Kratom was first documented in medical literature in the early 1900s. In Southeast Asia, it is used to stave off lethargy and pain, as a deworming agent and to curb heroin addiction. Southeast Asia, often referred to as “The Golden Triangle,” is known for producing heroin.
“We have not seen much in terms of major (kratom) addiction in that part of the world,” Wakhlu said.
That is not the case in Texas, where kratom addiction cases have been rising for a decade. “They’re seeing fewer addictions to kratom in Southeast Asia because the natural kratom that people are using over there is much weaker in effect than the stuff that is currently legal on Texas shelves,” Wakhlu said.
Because there is no regulation, kratom manufacturers are adding more of the chemical in kratom that acts on the opioid centers in the brain, Wakhlu said.
“And when people stop using it, they go into a withdrawal comparable to the one someone would go through with heroin or oxycodone,” Wakhlu said.
Withdrawal symptoms from kratom include muscle cramps, insomnia, diarrhea, increased sweating and chills.
“I wish It would be gone completely,” Farrell said. “I hate what it’s done to our recovery community.
“(Kratom) is not as bad as the epidemic (the U.S.) is facing with fentanyl and heroin,” Farrell said, but it’s still extremely dangerous. For some people, kratom is a gateway drug to heroin usage, she said. Others might stop using heroin and start using kratom “only to get addicted to (kratom),” she added.
From January to October 2021, the Texas Poison Control Center received 81 calls related to kratom overdoses, said Dr. Shawn Varney, medical director of the South Texas Poison Center. “Cases that are recorded are clearly only a portion of all the cases out there. … How many people are not voluntarily calling when they have problems? We don’t know.”
Of the 81 overdose cases, no one died, but 11 people required significant medical intervention, Varney said. One patient’s heart stopped, and he required CPR to be resuscitated.
“To have your heart stop, and it being attributed to kratom, well, that’s significant,” Varney said. “Just because this isn’t one of those, quote unquote, dangerous opioids, it doesn’t mean it’s without error or potential for harm.
“You have no idea what impurities, contaminants, what else it is tainted with. You may think you’re buying pure kratom, and it may be mixed with other agents. There is no quality control,” Varney said.
Supporters of kratom say it should remain legal and tout it as an effective painkiller that can soothe difficult symptoms from opioid withdrawal.

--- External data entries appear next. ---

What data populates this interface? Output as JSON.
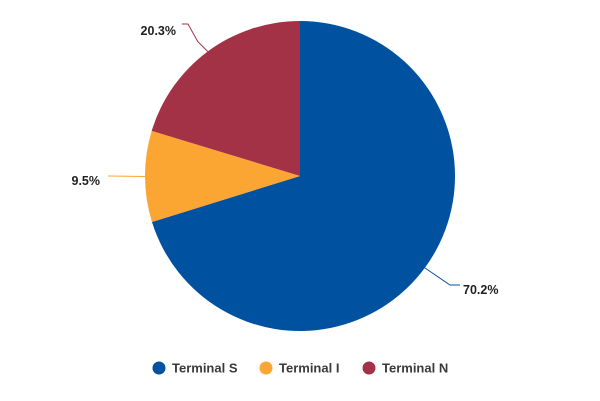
{
  "chart_data": {
    "type": "pie",
    "categories": [
      "Terminal S",
      "Terminal I",
      "Terminal N"
    ],
    "values": [
      70.2,
      9.5,
      20.3
    ],
    "data_labels": [
      "70.2%",
      "9.5%",
      "20.3%"
    ],
    "colors": [
      "#0052a0",
      "#fba533",
      "#a33246"
    ],
    "start_angle": "12 o'clock",
    "direction": "clockwise",
    "legend": {
      "position": "bottom",
      "items": [
        "Terminal S",
        "Terminal I",
        "Terminal N"
      ]
    }
  }
}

The largest pro-kratom advocacy group in the U.S. is the American Kratom Association, which claims that millions of Americans use kratom for “health and wellness.” The group’s position is that everyone should have access to kratom but that it should be regulated. The association has accused the Food and Drug Administration of waging a kratom “disinformation campaign.”
The FDA website warns consumers not to use kratom. “(The) FDA is concerned that kratom, which affects the same opioid brain receptors as morphine, appears to have properties that expose users to the risks of addiction, abuse and dependence,” the website states.

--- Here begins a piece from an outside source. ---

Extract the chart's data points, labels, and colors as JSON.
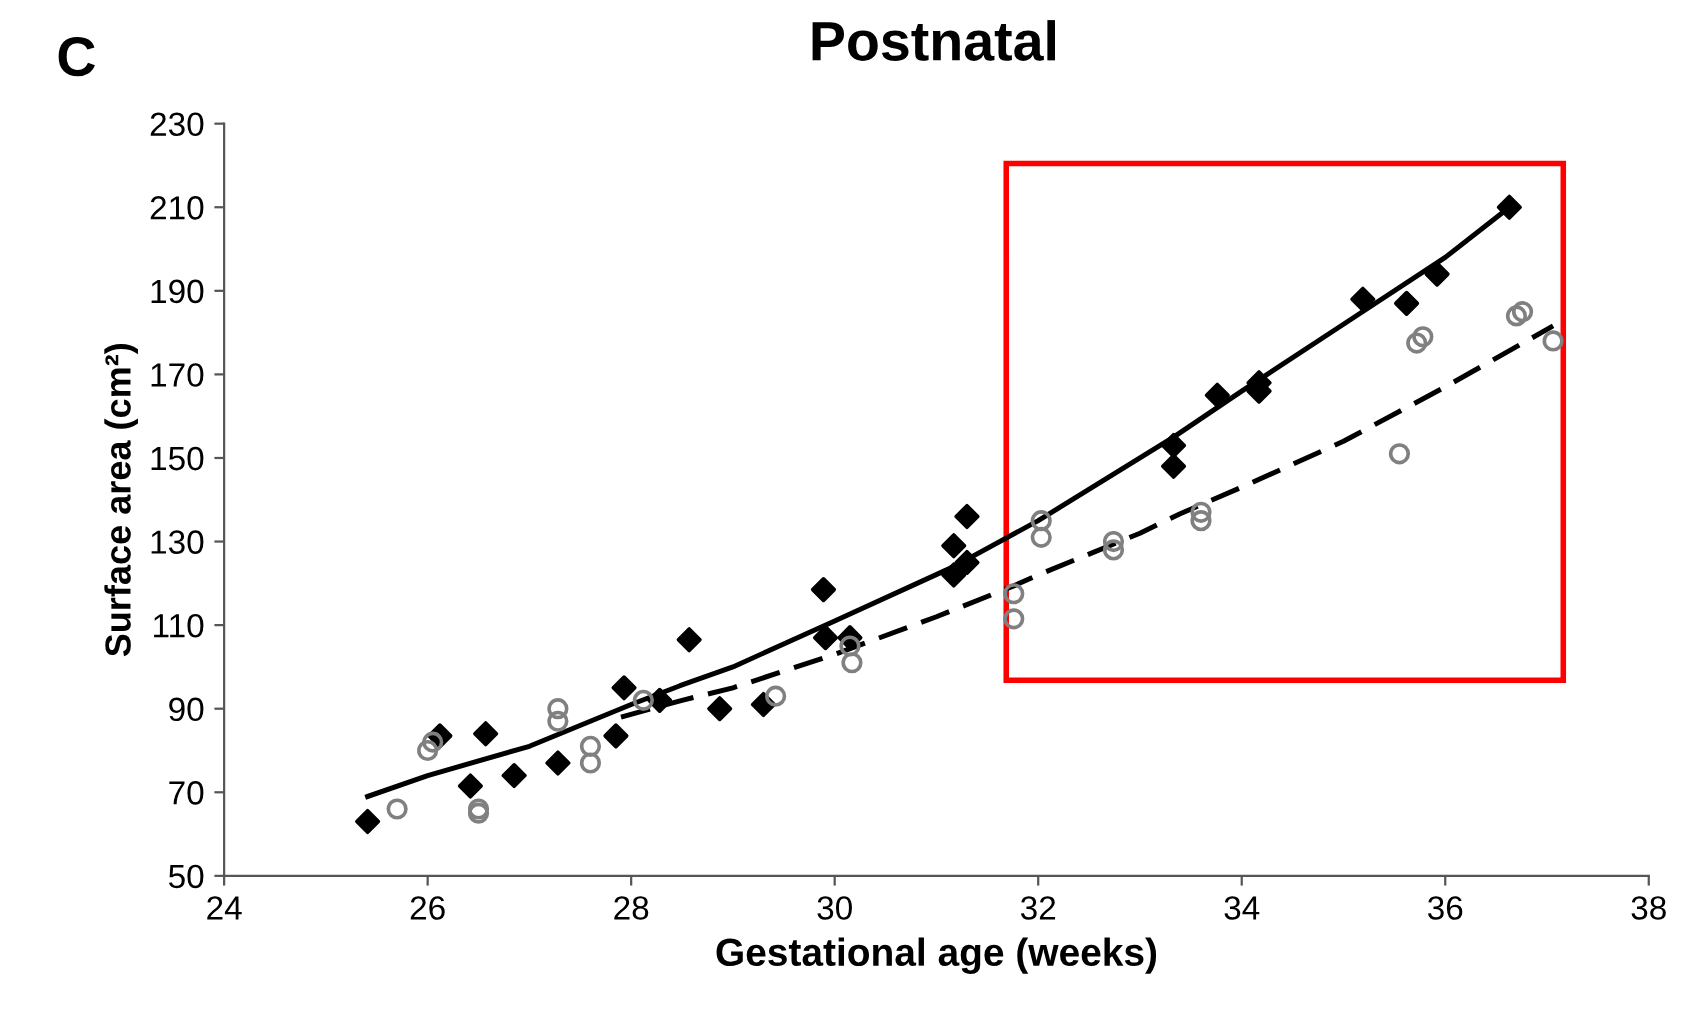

The World Health Organization’s Committee on Drug Dependence heard arguments in support of kratom in October and is expected to issue a report on the drug in 2022.
Kratom first appeared in the U.S. around 2007, Wakhlu said. “People were touting it for pain, energy, depression and (eventually) people started getting concerned about it in the literature,” Wakhlu said.
In 2016, the DEA tried to classify kratom as a Schedule 1 drug. “Oh my god, there was an outcry. The DEA got letters from senators, congressmen and the DEA backed off,” Wakhlu said.
So far, five states — Alabama, Arkansas, Indiana, Wisconsin and Vermont — have banned kratom.
Since kratom’s emergence in the U.S., nickel and lead have been found in kratom products, Wakhlu said. “In 2018 there was an outbreak of salmonella from people who were consuming kratom products.”
“I think this needs to be scheduled as Schedule I. There are no ands ifs or buts about it,” Wakhlu said.